What they said---and, not speaking, like "hello".....we have an MD who will not speak to the nurses unless he is telling them something. This guy is known as "Mr. Personality"

ALSO some of the older docs still have the ego and superiority thing going on.:bowingpur

Specializes in ICU, PACU, OR.

I have always appreciated MD's who counsel with the nurses as peers rather than subordinates. Nurses get them out of alot of difficulties. I also appreciated MD's who truly have a good bedside manner with their patients and listen to what they are saying, what the nurses are seeing, and what the diagnostics are saying. Remember it is the art of medicine. God has a lot to do with the outcome, no matter how good a doctor or nurse you are. I respect doctors and I know how much education and sacrifice it takes to become an independent practioner, but doctors have a medical way of thinking and nurses have a more holistic approach. If those two disciplines can be balanced patient care can be enhanced. Many times an experienced nurse will pick up on fine nuances that only being at the bedside can produce.
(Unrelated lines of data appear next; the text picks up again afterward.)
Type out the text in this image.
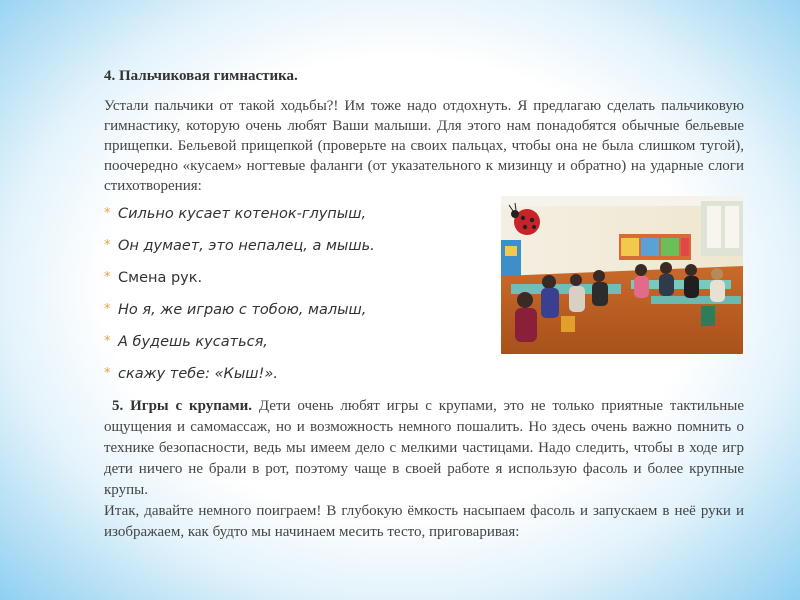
4. Пальчиковая гимнастика.
Устали пальчики от такой ходьбы?! Им тоже надо отдохнуть. Я предлагаю сделать пальчиковую гимнастику, которую очень любят Ваши малыши. Для этого нам понадобятся обычные бельевые прищепки. Бельевой прищепкой (проверьте на своих пальцах, чтобы она не была слишком тугой), поочередно «кусаем» ногтевые фаланги (от указательного к мизинцу и обратно) на ударные слоги стихотворения:
* Сильно кусает котенок-глупыш,
* Он думает, это непалец, а мышь.
* Смена рук.
* Но я, же играю с тобою, малыш,
* А будешь кусаться,
* скажу тебе: «Кыш!».

5. Игры с крупами. Дети очень любят игры с крупами, это не только приятные тактильные ощущения и самомассаж, но и возможность немного пошалить. Но здесь очень важно помнить о технике безопасности, ведь мы имеем дело с мелкими частицами. Надо следить, чтобы в ходе игр дети ничего не брали в рот, поэтому чаще в своей работе я использую фасоль и более крупные крупы.

Итак, давайте немного поиграем! В глубокую ёмкость насыпаем фасоль и запускаем в неё руки и изображаем, как будто мы начинаем месить тесто, приговаривая:
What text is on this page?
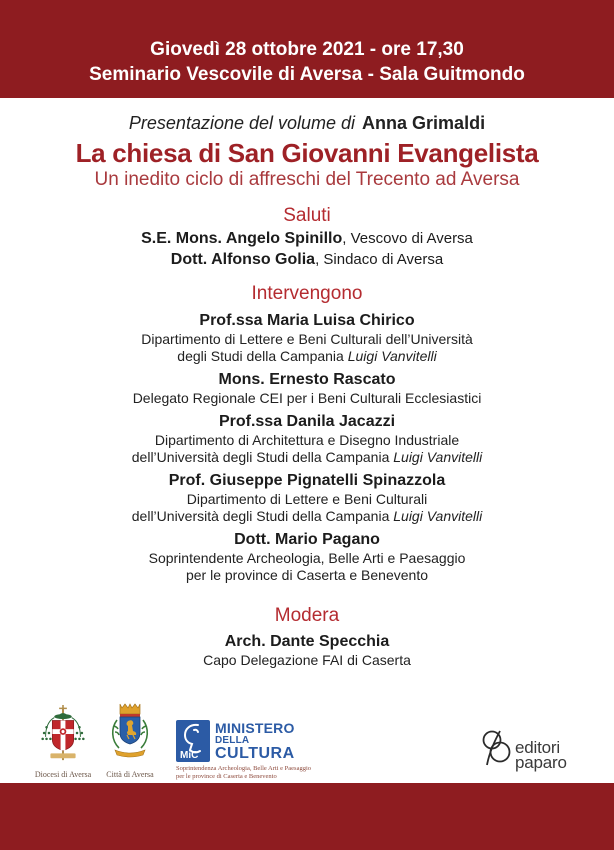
Giovedì 28 ottobre 2021 - ore 17,30
Seminario Vescovile di Aversa - Sala Guitmondo
Presentazione del volume di Anna Grimaldi
La chiesa di San Giovanni Evangelista
Un inedito ciclo di affreschi del Trecento ad Aversa
Saluti
S.E. Mons. Angelo Spinillo, Vescovo di Aversa
Dott. Alfonso Golia, Sindaco di Aversa
Intervengono
Prof.ssa Maria Luisa Chirico
Dipartimento di Lettere e Beni Culturali dell’Università
degli Studi della Campania Luigi Vanvitelli
Mons. Ernesto Rascato
Delegato Regionale CEI per i Beni Culturali Ecclesiastici
Prof.ssa Danila Jacazzi
Dipartimento di Architettura e Disegno Industriale
dell’Università degli Studi della Campania Luigi Vanvitelli
Prof. Giuseppe Pignatelli Spinazzola
Dipartimento di Lettere e Beni Culturali
dell’Università degli Studi della Campania Luigi Vanvitelli
Dott. Mario Pagano
Soprintendente Archeologia, Belle Arti e Paesaggio
per le province di Caserta e Benevento
Modera
Arch. Dante Specchia
Capo Delegazione FAI di Caserta
Diocesi di Aversa	Città di Aversa
MiC
MINISTERO
DELLA
CULTURA
Soprintendenza Archeologia, Belle Arti e Paesaggio
per le province di Caserta e Benevento
editori
paparo
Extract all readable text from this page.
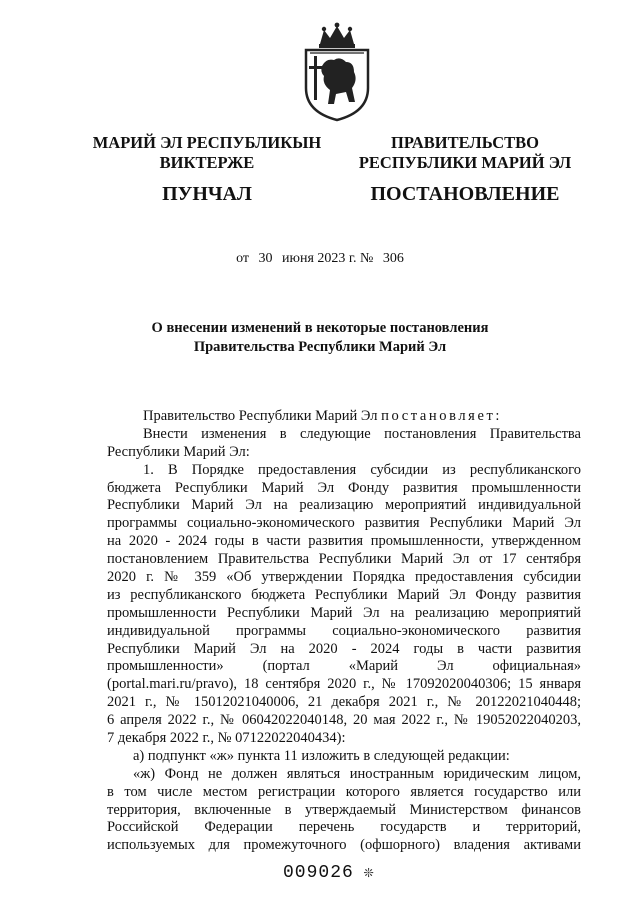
МАРИЙ ЭЛ РЕСПУБЛИКЫН
ВИКТЕРЖЕ
ПУНЧАЛ
ПРАВИТЕЛЬСТВО
РЕСПУБЛИКИ МАРИЙ ЭЛ
ПОСТАНОВЛЕНИЕ
от 30 июня 2023 г. № 306
О внесении изменений в некоторые постановления
Правительства Республики Марий Эл
Правительство Республики Марий Эл постановляет:
Внести изменения в следующие постановления Правительства
Республики Марий Эл:
1. В Порядке предоставления субсидии из республиканского
бюджета Республики Марий Эл Фонду развития промышленности
Республики Марий Эл на реализацию мероприятий индивидуальной
программы социально-экономического развития Республики Марий Эл
на 2020 - 2024 годы в части развития промышленности, утвержденном
постановлением Правительства Республики Марий Эл от 17 сентября
2020 г. № 359 «Об утверждении Порядка предоставления субсидии
из республиканского бюджета Республики Марий Эл Фонду развития
промышленности Республики Марий Эл на реализацию мероприятий
индивидуальной программы социально-экономического развития
Республики Марий Эл на 2020 - 2024 годы в части развития
промышленности» (портал «Марий Эл официальная»
(portal.mari.ru/pravo), 18 сентября 2020 г., № 17092020040306; 15 января
2021 г., № 15012021040006, 21 декабря 2021 г., № 20122021040448;
6 апреля 2022 г., № 06042022040148, 20 мая 2022 г., № 19052022040203,
7 декабря 2022 г., № 07122022040434):
а) подпункт «ж» пункта 11 изложить в следующей редакции:
«ж) Фонд не должен являться иностранным юридическим лицом,
в том числе местом регистрации которого является государство или
территория, включенные в утверждаемый Министерством финансов
Российской Федерации перечень государств и территорий,
используемых для промежуточного (офшорного) владения активами
009026 ❊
The thing I dislike the most is demeaning behavior, and I always will remember a doctor who treated me or my peers in a rude disrepectful way. I won't let that go unnoticed and will confront a doctor or anyone who feels that they are justified in treating me in that way--especially in front of others. At that point, I will make sure they are exposed and demand an apology.

Nurses do need to learn the art of SBAR, which you speak concisely and leave the emotion out of the equation. Doctors like factual information that is delivered in an organized and understandible sequencing. That leads to respect and acknowledgement that the nurse has the ability to put together cause and effect outcomes, and knowledge based on scientific research. Intuition plays a part when nothing else will. The tenacity in which a nurse presents their case makes the doctor more aware that something is not right, and there may be hidden issues with the patient that have been undetected. A prudent doctor will take note and start assessing and diagnosing possible issues with the patient.

Thanking those that help you along your path is always a good thing. You did not get to where you are completely on your own. But I think that sometimes forget where they came from.

Nurses need to check bad behavior, and need to make sure that respect is expected whether right or wrong. "I appreciate your concern, but..." or "I appreciate this information, start...call me back when this is completed for a status report." or "I am on my way in...have this prepared for me, thank you"

I have always asked why I didn't become a doctor. For me, nursing is the ultimate, I would not want to become a doctor--care for the whole person, not just a disease process is what I am about.